Corazón negro

Para los cazadores, especialmente para los europeos acostumbrados a la fauna apacible de nuestro continente y a sus dimensiones modestas, África ha sido siempre el Shangri-la de la cinegética, el territorio vasto y feraz de grandes presas en el que se prueba el verdadero temple de cada depredador. Impregnados del romanticismo de películas como Hatari! y de la era dorada de las expediciones de descubrimiento, son muchos los que han viajado al continente negro a la búsqueda de aquello para lo que el gran explorador Richard Francis Burton empleo el término en swahili que significa viaje: safari, una mezcla de cacería, aventura y encuentro con los horizontes infinitos de la sabana.
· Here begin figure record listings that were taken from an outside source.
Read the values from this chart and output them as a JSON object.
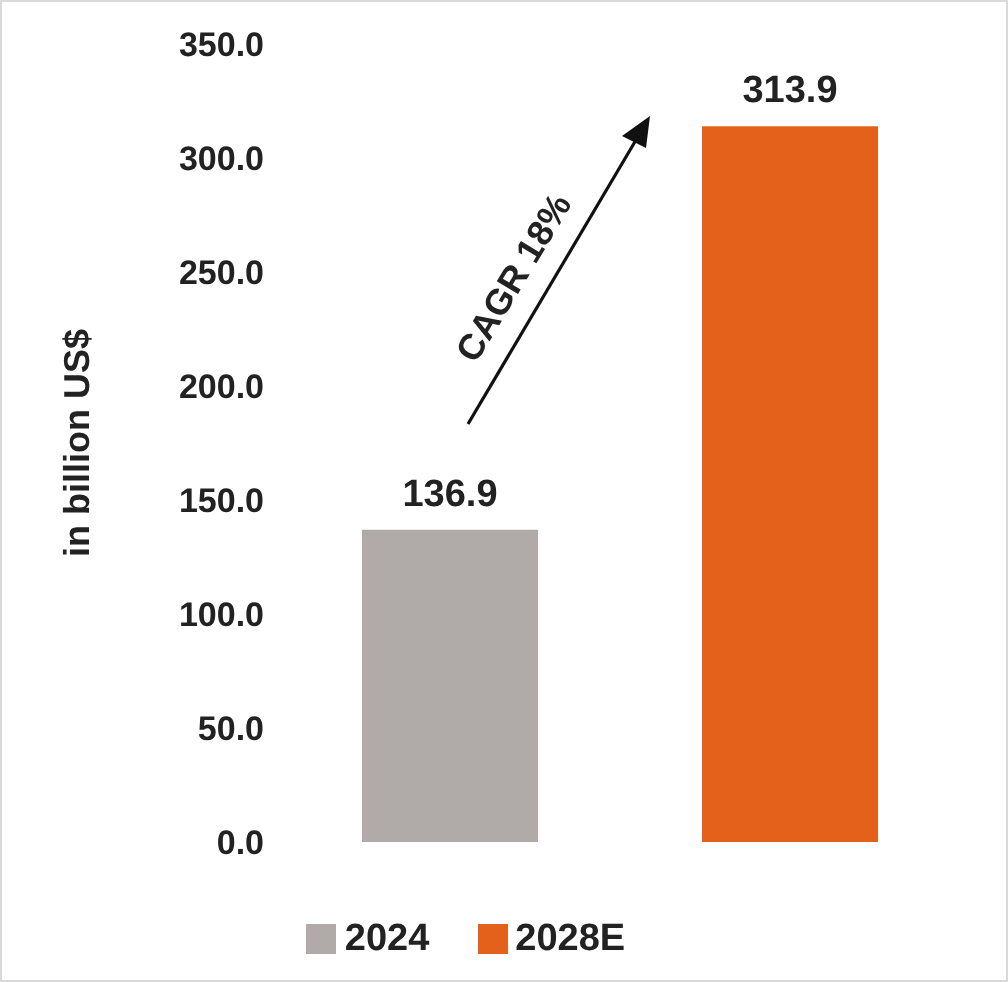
{
  "chart_data": {
    "type": "bar",
    "ylabel": "in billion US$",
    "categories": [
      null,
      null
    ],
    "stacked": true,
    "series": [
      {
        "name": "2024",
        "color": "#b0aaa8",
        "values": [
          136.9,
          null
        ]
      },
      {
        "name": "2028E",
        "color": "#e3611a",
        "values": [
          null,
          313.9
        ]
      }
    ],
    "ylim": [
      0,
      350
    ],
    "yticks": [
      {
        "value": 0,
        "label": "0.0"
      },
      {
        "value": 50,
        "label": "50.0"
      },
      {
        "value": 100,
        "label": "100.0"
      },
      {
        "value": 150,
        "label": "150.0"
      },
      {
        "value": 200,
        "label": "200.0"
      },
      {
        "value": 250,
        "label": "250.0"
      },
      {
        "value": 300,
        "label": "300.0"
      },
      {
        "value": 350,
        "label": "350.0"
      }
    ],
    "data_labels": true,
    "legend": "bottom",
    "grid": false,
    "annotations": [
      "CAGR 18%"
    ]
  }
}
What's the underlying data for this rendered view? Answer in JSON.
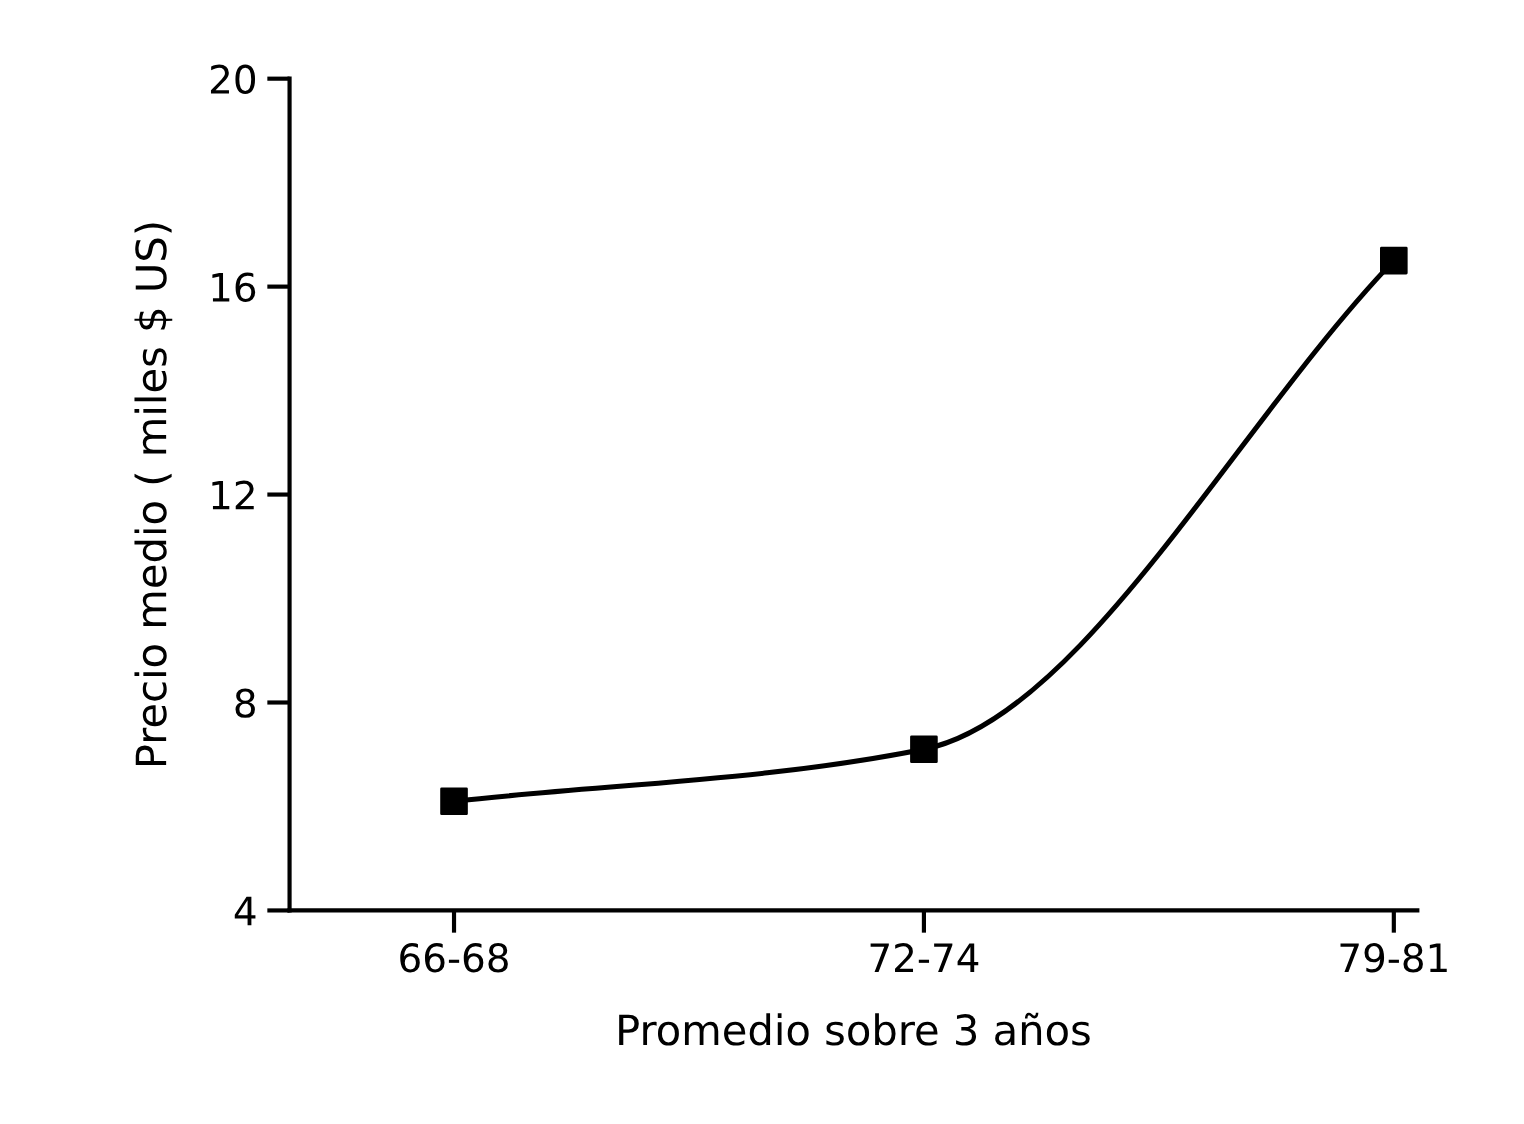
{
  "chart_data": {
    "type": "line",
    "xlabel": "Promedio sobre 3 años",
    "ylabel": "Precio medio ( miles $ US)",
    "categories": [
      "66-68",
      "72-74",
      "79-81"
    ],
    "series": [
      {
        "color": "#000000",
        "values": [
          6.1,
          7.1,
          16.5
        ]
      }
    ],
    "marker": "square",
    "line_style": "solid",
    "ylim": [
      4,
      20
    ],
    "yticks": [
      4,
      8,
      12,
      16,
      20
    ],
    "grid": false,
    "legend": false
  }
}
Sin embargo, la rapacidad de los furtivos o la explotación incontrolada de la fauna africana como medio de diversión o deporte puso en peligro a muchas de esos grandes animales que pueblan nuestros sueños de aventura, sean leones, elefantes, rinocerontes o más modestos ñus y antílopes. Y con el objeto de acotar esas prácticas insostenibles, se han creado cotos controlados, en los que el dinero por cobrarse piezas sirve para el mantenimiento del ecosistema y sus probadores, al menos en la medida en que lo permiten sistemas no siempre muy transparentes de gestión, o parques naturales en los que se viaja ya no por el placer de las armas, sino con objetivos más incruentos como contemplar y fotografiar a los animales y conocer a las tribus ancestrales de países como Kenya, Tanzania, Botswana o Sudáfrica.

Estereotipado ya como uno de los grandes géneros de viaje, el safari ha dejado de ser una opción muy exclusiva, solo al alcance de los muy pudientes, para encontrarse en ofertas de turismo para un público general y desarrollarse como una de las principales industrias de estos lugares. Y es que si bien, como cualquier tipo de viaje, un safari puede hacerse por libre, contactando con operadores en el destino y buscándose la vida, hay que ser un viajero muy rico o curtido para moverse con soltura por África.

La opción de contratar los servicios de antemano parece la más razonable. Pero dado que han proliferado las posibilidades alternativas que ofrecen las compañías especializadas, habrá que pensar qué, dónde y cómo es lo que más apetece.

Los clásicos, desde luego, no han perdido tirón: la reserva nacional de Masai Mara en Kenya, el parque nacional del Serengeti en Tanzania o el Kruger sudafricano siguen siendo los focos más concurridos y bien organizados turísticamente. Pero cerca de ellos han emergido propuestas como las de los safaris a pie de Tanzania, que permiten un contacto mucho más estrecho con el terreno y una cercanía a la flora y fauna realmente incomparable. Gente como la de Norman Carr lleva más de medio siglo organizándolos, pero enclaves como el South Luangwa National Park permiten planes y alojamientos para todos los presupuestos.

El Parque nacional de Chobe, en Botswana, es otro destino pujante y que se sale de los caminos más trillados. Ofrece la garantía de avistar a algunos de los cientos de elefantes que refugia o de los muchos hipopótamos que se bañan en sus aguas.

Aunque quienes de verdad buscan alejarse de lo más frecuentado y tópico –vamos, todo lo tópico que pueda haber en un viaje de por sí insólito y privilegiado- han encontrado en las planicies áridas de Namibia y en las selvas de Uganda dos de sus lugares de peregrinación. El parque Etosha namibio se precia de tener un entorno sereno y poco explotado, con muchas charcas en las que con suerte puede hasta verse algún guepardo y en el que habitan algunos de los postremos rinocerontes negros de África. Mientras, la reserva de Bwindi, ya reconocida como patrimonio de la humanidad, es el hogar de la mitad de los gorilas de montaña que hay en el mundo, además de tener una jungla virgen tan espesa como para haberse ganado el sobrenombre de impenetrable.